The slides from the business plan state that the following modifications will be available: the ability to add muscle without weightlifting, increased longevity, and providing babies with the AB+ blood type to make them able to accept a transfusion off any donor.
Many in the scientific community have called the Bitcoin advocate’s plans absurd. Samuel Sternberg of Colombia University speculated that Bishop’s ideas could be little more than an attention grab through provocation:
“My general reaction is wondering whether to even take it seriously.”
Meanwhile, George Church, a respected geneticist who Bishop wants to work with to further his ideas, stated that he declined an advisory role with the cryptocurrency code contributor. He did tell Bishop to seek approval from the FDA and advised him to get sound ethics advice before proceeding. He justified his help to the transhumanist by saying:
“I give advice to just about anybody, especially if I think they need it.”

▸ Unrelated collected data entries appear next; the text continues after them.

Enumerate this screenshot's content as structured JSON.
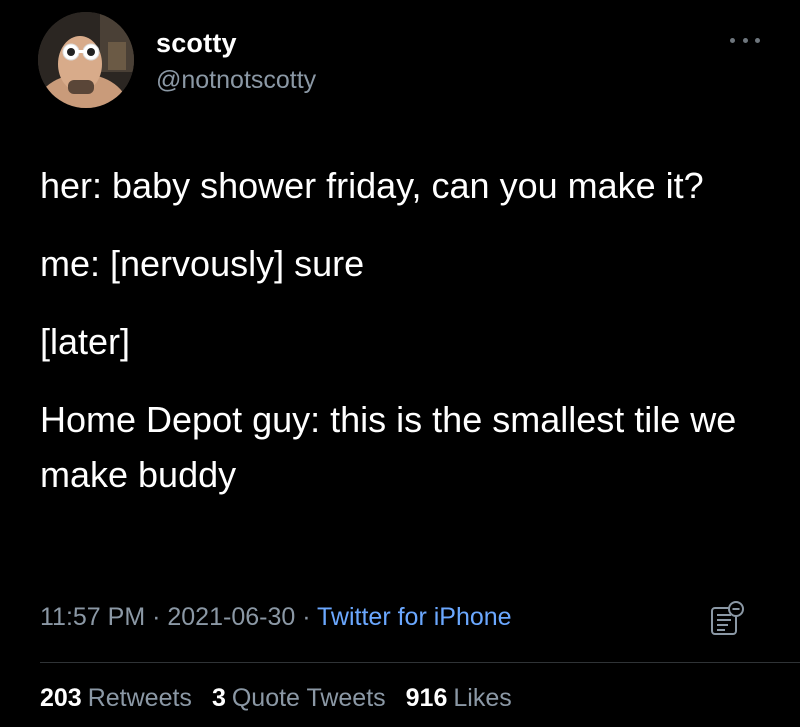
{
  "author": {
    "display_name": "scotty",
    "handle": "@notnotscotty"
  },
  "more_icon": "more-horizontal-icon",
  "tweet": {
    "paragraphs": [
      "her: baby shower friday, can you make it?",
      "me: [nervously] sure",
      "[later]",
      "Home Depot guy: this is the smallest tile we make buddy"
    ]
  },
  "meta": {
    "time": "11:57 PM",
    "separator": " · ",
    "date": "2021-06-30",
    "source": "Twitter for iPhone"
  },
  "analytics_icon": "analytics-icon",
  "stats": {
    "retweets": {
      "count": "203",
      "label": "Retweets"
    },
    "quote_tweets": {
      "count": "3",
      "label": "Quote Tweets"
    },
    "likes": {
      "count": "916",
      "label": "Likes"
    }
  },
  "colors": {
    "background": "#000000",
    "text_primary": "#ffffff",
    "text_secondary": "#8b98a5",
    "link": "#6ba8ff",
    "divider": "#2f3336"
  }
}
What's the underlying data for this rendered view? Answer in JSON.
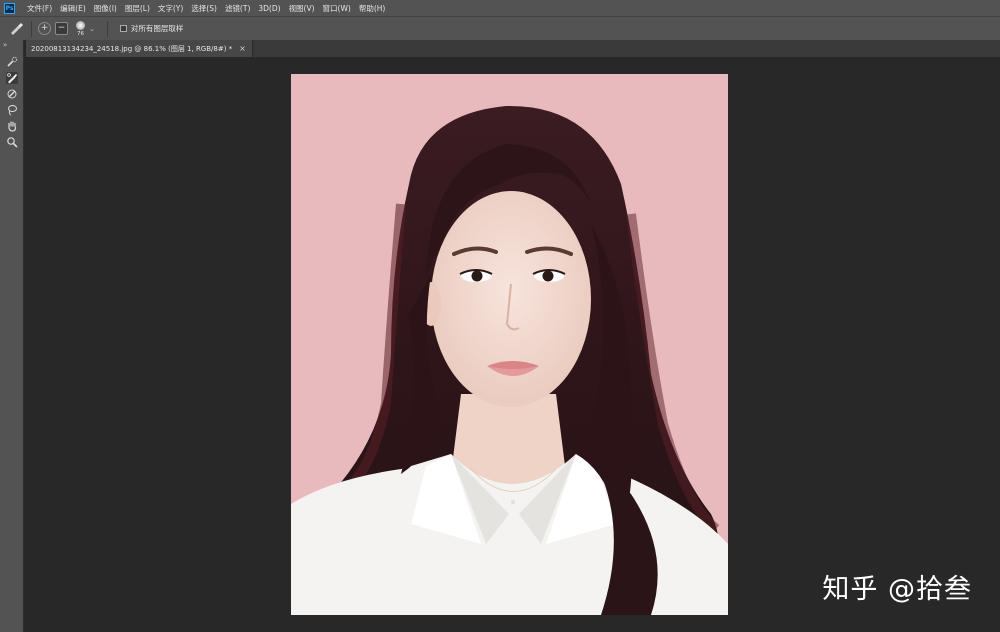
{
  "app": {
    "logo": "Ps"
  },
  "menu": [
    "文件(F)",
    "编辑(E)",
    "图像(I)",
    "图层(L)",
    "文字(Y)",
    "选择(S)",
    "滤镜(T)",
    "3D(D)",
    "视图(V)",
    "窗口(W)",
    "帮助(H)"
  ],
  "options": {
    "brush_size": "76",
    "sample_all_layers_label": "对所有图层取样",
    "sample_all_layers_checked": false
  },
  "tab": {
    "title": "20200813134234_24518.jpg @ 86.1% (图层 1, RGB/8#) *",
    "close": "×"
  },
  "toolbar": {
    "collapse": "»",
    "tools": [
      "quick-selection-icon",
      "select-and-mask-brush-icon",
      "refine-edge-brush-icon",
      "lasso-icon",
      "hand-icon",
      "zoom-icon"
    ],
    "selected_index": 1
  },
  "canvas": {
    "background_color": "#e9bcbf"
  },
  "watermark": "知乎 @拾叁"
}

One thing highlighted as concerning by the Technology Review author was that Bishop has a lot more resources than many of his peers. In such a grey area ethically, government funding is unheard of. However, Bishop is a gifted programmer who, according to his agent, earns over $600 an hour for his services.
The cryptocurrency proponent also claims to have “made and lost millions” on digital currency. Since the figure of gains and losses of the volatile digital asset is unknown, he could still be sitting on a tidy profit. Whilst hardly conclusive evidence, the fact that he continues to pay for lab time at a facility testing on mice in the Ukraine using Bitcoin may indeed indicate that he commands even greater resources than his exceptionally well-paid freelancing gigs could provide thanks to Bitcoin’s rapid price rise over the years.
Not all members of the scientific community disagree with Bishop, however. Futurist, Anders Sandberg, stated the following of the current effort towards genetically modified babies:
“I am outspoken saying enhancement could be a good thing, and it’s a valid medical goal.”
He went on to say that he was not sure that Bishop’s background in computer science was going to help or hinder his plans:
“Everything looks like code. It’s just letters—how hard can it be? But most biologists know that those poor guys—they are going to discover it is not so easy.”
For now, we will have to wait and see if Bishop is able to make good on his plans to help parents create their ideal offspring. NewsBTC will bring you more on this story if or when it develops.